Transgender employers should be able to use whichever restroom, locker room or other facility that the employee feels most comfortable with.  Refusing a transgender employee’s access to such a gender-segregated facility is a form of discrimination.  Even if an employer has a gender-neutral facility, a transgender employee should never be required to use such a facility.

4. Implement Gender-Neutral Dress Codes.

Employers should avoid implementing a gender-segregated dress code.  For instance, women should not be required to wear skirts or dresses while men are required to wear slacks and a tie.  Instead, employers should have a dress code that is gender neutral, such as “business casual attire (such as dress pants and dress shirts or blouses or business casual dresses), no jeans and no shorts.”

5. Address Challenges with Other Employees and Coworkers.

Employers are encouraged to promote professionalism in the workplace and should either work with or reprimand an employee who expresses discomfort with a transgender co-worker.  This can be accomplished by educating the problematic employee on the concept of gender identity.  Discrimination should not be tolerated and a clear anti-discrimination policy should be in effect.

The guide also recommends the following 4 best practices in hiring:

1. Use Proactive Methods to Uncover Discrimination. 

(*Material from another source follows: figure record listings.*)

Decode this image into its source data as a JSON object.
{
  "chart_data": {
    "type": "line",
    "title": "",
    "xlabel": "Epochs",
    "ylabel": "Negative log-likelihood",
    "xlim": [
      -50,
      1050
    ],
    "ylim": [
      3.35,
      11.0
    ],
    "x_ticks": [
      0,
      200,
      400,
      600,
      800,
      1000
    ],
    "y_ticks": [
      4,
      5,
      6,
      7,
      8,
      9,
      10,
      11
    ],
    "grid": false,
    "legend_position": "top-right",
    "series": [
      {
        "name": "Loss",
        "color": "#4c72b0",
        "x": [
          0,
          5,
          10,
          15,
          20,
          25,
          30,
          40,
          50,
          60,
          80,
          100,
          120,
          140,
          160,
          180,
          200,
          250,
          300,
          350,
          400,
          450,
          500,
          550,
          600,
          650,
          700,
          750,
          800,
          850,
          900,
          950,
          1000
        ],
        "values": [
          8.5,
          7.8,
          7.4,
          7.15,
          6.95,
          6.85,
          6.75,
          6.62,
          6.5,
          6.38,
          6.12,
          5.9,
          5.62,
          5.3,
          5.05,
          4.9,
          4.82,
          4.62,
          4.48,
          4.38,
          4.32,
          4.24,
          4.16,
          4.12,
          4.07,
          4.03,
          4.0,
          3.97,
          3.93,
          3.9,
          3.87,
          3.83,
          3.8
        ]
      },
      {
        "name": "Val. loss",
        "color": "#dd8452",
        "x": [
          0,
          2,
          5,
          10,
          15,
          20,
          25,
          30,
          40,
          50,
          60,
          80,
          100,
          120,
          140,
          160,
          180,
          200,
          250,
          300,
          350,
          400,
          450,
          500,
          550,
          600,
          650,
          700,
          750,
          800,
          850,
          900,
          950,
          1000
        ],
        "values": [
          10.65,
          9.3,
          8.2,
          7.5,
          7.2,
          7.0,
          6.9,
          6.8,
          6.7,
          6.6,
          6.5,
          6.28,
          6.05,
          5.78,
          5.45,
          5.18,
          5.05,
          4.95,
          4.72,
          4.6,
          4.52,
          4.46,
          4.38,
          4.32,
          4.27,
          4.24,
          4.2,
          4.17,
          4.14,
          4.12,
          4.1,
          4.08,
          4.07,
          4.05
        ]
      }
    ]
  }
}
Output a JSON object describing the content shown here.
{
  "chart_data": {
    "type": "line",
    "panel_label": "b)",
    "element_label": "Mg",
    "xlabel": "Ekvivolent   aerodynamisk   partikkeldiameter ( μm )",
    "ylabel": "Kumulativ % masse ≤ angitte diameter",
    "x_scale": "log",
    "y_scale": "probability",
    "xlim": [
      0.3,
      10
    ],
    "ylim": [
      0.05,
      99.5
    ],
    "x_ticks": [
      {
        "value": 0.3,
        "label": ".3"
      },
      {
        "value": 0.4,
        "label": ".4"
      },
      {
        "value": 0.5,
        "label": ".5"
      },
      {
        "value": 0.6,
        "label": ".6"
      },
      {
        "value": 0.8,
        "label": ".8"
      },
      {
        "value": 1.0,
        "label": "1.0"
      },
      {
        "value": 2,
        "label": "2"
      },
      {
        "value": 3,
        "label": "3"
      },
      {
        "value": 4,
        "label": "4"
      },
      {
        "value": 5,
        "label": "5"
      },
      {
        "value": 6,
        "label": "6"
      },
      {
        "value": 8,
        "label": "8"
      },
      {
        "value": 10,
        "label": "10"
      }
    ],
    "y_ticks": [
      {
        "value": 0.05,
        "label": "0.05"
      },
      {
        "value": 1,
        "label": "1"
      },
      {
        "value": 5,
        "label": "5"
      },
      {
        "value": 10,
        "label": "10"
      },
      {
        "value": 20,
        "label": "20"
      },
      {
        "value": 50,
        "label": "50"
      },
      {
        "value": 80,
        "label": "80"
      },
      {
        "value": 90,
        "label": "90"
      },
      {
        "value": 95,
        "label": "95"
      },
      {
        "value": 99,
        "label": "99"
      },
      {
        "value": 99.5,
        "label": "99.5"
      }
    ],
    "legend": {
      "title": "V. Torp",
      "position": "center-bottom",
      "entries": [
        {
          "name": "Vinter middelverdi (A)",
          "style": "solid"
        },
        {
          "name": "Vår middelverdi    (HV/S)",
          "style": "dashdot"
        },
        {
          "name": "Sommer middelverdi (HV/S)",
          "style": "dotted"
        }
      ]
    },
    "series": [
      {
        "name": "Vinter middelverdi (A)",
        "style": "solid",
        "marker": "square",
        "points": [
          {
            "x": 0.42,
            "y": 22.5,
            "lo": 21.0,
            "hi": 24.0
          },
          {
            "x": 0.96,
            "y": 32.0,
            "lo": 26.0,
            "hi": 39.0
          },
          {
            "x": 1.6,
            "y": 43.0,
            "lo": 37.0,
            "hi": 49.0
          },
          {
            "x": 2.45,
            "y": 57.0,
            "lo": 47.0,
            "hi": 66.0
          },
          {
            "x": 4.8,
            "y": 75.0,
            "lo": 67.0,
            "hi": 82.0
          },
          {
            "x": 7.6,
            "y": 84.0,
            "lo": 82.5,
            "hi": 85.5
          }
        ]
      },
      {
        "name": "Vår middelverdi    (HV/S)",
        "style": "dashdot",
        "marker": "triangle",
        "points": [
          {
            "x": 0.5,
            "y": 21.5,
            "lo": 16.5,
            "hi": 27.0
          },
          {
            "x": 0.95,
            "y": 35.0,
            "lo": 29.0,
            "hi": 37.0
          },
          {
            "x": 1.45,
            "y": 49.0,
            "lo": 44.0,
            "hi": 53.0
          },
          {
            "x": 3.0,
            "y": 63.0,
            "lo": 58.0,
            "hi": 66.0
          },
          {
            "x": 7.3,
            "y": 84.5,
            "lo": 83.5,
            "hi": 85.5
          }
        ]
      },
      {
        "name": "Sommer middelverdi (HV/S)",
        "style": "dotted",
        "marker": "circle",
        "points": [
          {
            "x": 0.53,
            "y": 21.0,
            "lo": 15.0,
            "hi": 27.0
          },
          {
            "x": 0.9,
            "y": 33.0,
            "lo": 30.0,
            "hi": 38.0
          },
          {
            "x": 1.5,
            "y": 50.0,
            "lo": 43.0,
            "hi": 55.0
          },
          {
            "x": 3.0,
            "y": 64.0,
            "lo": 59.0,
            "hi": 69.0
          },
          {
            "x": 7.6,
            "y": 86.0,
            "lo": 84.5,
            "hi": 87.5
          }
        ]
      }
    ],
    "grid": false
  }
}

Employers should do their best to ensure that the application process is non-discriminatory and should avoid requiring applicants to choose a male or female identifier.  Applicants should have the option to write-in a preferred name and pronoun on employment applications.  Employers are even encouraged to conduct internal testing to ensure fairness, such as using pseudo applicant resumes where the transgender applicant is slightly more qualified than the other(s).

2. Ensure Interviews Are Welcoming.

Employers should ask the applicant for a preferred name and pronoun and should avoid asking personal questions about an applicant’s gender identity.  

3. Ensure Fair Background Checks.

Applicants should not be required to disclose their gender identity for a background check or job application.  Employers should also have a clear policy that identifies why an offer might be rescinded as a result of a background check.

4. Avoid Irrelevant Questions When Checking References.

Employers should refrain from inquiring about an applicant’s gender identity when conducing reference-checks.  Employers should also use the applicant’s preferred name and pronoun.

In employing these best practices and complying with other applicable federal and local laws, employers create a more welcoming environment for transgender employees.  These best practices also promote a more efficient and professional work environment.